Generating the Scores
Armed with our models, we set about applying them to ACS data to generate risk scores for each census block group. Most of the difficulty in this task was addressed through our systematic merge of the AHS and the ACS described above. By applying our models to this dataset, we had a means of predicting, nationwide, which blocks are more likely to contain residents without working smoke alarms. These scores fall in a range between zero and one, with one representing absolute certainty that the the block contains residents without smoke alarms. We also created a second score for each block in each of the 29 MSAs for which we created separate models. The final risk score is an average of these two scores.

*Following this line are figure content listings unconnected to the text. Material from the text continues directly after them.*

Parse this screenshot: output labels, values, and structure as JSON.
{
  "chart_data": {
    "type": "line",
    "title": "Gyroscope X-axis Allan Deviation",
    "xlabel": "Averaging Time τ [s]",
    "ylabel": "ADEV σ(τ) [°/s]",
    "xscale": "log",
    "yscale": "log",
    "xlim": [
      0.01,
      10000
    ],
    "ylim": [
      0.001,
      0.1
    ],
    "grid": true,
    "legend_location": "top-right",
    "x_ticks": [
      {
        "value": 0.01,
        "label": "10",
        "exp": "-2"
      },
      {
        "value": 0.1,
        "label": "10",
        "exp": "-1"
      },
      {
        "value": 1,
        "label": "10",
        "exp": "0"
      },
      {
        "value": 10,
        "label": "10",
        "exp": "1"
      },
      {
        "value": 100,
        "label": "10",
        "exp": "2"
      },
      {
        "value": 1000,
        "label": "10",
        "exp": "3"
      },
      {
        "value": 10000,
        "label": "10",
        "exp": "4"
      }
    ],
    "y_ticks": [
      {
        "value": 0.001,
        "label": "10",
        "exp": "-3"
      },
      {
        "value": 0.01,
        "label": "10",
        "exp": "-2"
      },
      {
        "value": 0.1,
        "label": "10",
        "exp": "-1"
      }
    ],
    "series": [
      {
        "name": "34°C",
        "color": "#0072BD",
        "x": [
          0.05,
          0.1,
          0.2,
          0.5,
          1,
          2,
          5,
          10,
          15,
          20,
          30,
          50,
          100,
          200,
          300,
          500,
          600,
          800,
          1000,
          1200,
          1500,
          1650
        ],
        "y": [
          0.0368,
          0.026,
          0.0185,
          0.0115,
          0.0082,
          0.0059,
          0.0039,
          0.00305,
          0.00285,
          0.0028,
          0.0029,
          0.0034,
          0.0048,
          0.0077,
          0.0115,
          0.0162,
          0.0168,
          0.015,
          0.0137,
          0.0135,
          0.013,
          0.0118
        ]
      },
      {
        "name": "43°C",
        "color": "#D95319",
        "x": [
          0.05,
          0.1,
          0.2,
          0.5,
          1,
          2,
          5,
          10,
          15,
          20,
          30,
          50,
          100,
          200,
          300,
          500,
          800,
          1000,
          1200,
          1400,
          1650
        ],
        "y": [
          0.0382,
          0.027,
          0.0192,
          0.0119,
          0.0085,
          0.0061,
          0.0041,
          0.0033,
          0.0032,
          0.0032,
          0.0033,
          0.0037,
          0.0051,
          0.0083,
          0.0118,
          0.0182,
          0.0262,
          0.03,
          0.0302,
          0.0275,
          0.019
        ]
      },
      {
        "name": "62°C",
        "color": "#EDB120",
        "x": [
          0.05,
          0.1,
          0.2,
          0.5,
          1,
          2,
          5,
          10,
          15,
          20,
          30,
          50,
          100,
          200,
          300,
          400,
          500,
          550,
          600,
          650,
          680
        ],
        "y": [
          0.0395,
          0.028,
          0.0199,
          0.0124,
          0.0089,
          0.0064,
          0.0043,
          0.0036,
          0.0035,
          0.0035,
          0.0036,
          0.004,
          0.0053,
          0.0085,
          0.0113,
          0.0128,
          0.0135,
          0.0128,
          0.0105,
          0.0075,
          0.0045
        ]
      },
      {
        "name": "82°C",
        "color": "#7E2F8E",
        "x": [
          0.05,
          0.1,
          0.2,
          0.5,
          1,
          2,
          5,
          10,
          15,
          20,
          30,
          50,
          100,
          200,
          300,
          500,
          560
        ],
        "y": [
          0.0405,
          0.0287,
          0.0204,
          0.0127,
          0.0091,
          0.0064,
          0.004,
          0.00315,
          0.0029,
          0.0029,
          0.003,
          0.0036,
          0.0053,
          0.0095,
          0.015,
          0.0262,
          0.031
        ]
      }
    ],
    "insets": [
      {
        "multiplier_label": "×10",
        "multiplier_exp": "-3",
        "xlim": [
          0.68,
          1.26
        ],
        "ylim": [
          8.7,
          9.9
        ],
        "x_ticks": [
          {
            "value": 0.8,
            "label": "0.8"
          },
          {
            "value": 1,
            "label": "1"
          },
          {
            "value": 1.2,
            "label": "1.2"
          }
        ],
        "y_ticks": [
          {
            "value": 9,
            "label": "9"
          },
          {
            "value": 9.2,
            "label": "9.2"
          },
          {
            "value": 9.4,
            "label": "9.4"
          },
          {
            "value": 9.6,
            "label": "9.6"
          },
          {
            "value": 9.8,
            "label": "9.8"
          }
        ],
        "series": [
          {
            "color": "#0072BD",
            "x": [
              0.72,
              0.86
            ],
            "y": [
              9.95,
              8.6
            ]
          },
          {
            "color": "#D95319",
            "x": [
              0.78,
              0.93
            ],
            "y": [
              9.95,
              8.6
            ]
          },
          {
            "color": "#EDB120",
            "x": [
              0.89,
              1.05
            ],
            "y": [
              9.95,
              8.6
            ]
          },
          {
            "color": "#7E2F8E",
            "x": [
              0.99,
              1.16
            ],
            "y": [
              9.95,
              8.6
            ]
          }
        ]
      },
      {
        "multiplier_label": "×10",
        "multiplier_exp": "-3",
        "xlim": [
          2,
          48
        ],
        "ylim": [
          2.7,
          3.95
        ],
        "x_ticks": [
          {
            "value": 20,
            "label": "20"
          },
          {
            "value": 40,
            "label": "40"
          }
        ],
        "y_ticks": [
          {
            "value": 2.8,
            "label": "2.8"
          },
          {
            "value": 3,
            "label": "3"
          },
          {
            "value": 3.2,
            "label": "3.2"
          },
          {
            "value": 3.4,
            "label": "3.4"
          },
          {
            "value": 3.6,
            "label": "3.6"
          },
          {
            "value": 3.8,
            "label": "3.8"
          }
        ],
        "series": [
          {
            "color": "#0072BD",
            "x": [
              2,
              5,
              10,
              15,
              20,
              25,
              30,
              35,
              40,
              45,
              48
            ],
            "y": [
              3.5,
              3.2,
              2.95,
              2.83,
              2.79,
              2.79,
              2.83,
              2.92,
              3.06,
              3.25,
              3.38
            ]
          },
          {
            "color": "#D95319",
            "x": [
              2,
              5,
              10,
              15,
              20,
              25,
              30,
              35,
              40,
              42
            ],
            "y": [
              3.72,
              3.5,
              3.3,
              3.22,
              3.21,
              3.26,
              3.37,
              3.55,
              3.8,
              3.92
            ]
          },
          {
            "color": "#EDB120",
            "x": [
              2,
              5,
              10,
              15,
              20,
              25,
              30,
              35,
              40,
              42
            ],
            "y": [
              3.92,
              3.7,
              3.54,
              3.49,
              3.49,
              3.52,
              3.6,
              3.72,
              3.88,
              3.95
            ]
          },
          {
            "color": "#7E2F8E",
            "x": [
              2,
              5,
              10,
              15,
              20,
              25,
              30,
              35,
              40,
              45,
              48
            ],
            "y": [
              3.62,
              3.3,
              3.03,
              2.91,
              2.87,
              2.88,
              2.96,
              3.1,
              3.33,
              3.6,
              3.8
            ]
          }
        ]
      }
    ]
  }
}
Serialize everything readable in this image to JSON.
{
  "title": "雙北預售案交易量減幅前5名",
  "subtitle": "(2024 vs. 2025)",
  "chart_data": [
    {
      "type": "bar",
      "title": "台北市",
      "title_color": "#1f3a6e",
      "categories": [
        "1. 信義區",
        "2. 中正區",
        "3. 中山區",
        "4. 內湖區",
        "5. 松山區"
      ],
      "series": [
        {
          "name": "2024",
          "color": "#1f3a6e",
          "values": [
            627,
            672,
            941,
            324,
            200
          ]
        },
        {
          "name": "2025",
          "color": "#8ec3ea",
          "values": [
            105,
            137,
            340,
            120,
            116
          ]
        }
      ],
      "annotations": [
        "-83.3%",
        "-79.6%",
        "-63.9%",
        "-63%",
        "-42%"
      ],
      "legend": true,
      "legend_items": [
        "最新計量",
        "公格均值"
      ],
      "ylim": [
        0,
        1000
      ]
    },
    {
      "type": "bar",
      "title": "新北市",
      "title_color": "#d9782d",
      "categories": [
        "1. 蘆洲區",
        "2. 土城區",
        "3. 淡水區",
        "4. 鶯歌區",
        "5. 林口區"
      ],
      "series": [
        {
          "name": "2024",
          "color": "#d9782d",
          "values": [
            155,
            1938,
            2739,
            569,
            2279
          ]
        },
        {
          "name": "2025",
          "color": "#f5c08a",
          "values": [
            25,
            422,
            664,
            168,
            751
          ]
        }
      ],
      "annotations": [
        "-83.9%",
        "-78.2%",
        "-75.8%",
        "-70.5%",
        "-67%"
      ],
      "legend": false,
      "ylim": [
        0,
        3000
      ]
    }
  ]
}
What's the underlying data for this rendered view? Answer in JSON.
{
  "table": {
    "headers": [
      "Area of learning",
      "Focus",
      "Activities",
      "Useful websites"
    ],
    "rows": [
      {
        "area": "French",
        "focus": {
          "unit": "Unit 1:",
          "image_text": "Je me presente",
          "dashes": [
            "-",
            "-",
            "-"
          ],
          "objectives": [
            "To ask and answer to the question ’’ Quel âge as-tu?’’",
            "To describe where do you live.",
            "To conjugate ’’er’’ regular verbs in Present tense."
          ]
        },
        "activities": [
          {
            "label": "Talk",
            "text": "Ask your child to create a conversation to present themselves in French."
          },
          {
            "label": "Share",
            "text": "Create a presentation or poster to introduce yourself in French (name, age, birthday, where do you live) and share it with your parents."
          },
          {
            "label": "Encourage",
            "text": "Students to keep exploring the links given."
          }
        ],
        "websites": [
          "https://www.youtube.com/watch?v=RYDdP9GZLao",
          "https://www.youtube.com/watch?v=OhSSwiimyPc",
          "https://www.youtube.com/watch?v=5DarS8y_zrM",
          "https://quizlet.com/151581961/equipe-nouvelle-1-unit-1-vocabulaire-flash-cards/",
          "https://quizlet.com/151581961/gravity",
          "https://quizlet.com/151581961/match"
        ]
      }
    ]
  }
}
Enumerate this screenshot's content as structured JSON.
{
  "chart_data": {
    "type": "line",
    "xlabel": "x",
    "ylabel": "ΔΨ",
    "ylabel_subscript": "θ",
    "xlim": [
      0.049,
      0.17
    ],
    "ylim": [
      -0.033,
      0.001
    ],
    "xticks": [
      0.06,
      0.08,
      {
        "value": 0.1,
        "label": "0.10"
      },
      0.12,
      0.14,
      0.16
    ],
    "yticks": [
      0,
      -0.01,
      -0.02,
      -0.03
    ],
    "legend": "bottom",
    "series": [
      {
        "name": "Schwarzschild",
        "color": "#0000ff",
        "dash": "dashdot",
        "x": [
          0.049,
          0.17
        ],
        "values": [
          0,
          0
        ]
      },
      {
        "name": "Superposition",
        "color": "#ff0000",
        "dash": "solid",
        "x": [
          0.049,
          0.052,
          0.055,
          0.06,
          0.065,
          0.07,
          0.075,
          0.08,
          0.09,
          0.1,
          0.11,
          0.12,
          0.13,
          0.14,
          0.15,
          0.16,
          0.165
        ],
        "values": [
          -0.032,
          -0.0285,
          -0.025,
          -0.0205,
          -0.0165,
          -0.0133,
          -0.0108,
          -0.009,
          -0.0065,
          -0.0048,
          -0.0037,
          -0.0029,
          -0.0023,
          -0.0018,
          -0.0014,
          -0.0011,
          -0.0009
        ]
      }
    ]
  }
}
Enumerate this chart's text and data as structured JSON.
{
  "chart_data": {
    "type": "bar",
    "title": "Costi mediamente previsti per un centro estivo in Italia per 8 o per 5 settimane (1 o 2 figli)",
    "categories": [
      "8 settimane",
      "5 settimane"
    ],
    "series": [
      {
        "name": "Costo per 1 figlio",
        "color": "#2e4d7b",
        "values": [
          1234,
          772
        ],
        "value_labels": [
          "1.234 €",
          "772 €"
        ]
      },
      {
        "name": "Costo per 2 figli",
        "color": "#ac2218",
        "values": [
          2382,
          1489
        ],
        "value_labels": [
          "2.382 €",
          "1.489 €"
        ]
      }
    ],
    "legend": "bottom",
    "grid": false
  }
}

In New Orleans we also took the additional step of combining our predictions with two other census block-level indicators:
- population_risk : the percentage of residents under the age of 5 and over the age of 65
- home_fire_risk : the number of residential fires per capita.
These indicators are normalized to a scale of zero to one and then combined with our risk scores according to this simple equation:
overall_risk = (smoke_alarm_risk + (population_risk * 0.34 + home_fire_risk * 0.66)) / 2
Since the ultimate goal is to prevent death and injuries from home fires, our reasoning was that we should target not just residents without smoke alarms, but also those areas and populations most at risk of injury or death in a home fire. But while data about the age of residents is widely available from the Census, incident-level fire data is harder to come by. The National Fire Incident Reporting System is a promising source, but the data is self-reported and not geolocated. In releasing this model to the public, we’re also encouraging cities to upload their own fire incident data to rebalance the focus of attention on areas with a history of having fires. This helps us further hone the scores towards the areas of highest perceived need.
Smoke Signals is a first step in using data driven decision making to help reduce fire deaths. However, it is still a work in progress. The addition of data about where smoke alarms are known to be installed offers a promising direction for continuing to refine the precision of the model. We hope that city governments and civic hackers alike will join us in this effort. If you’re interested in digging into the analysis, you can see our code and documented process on GitHub.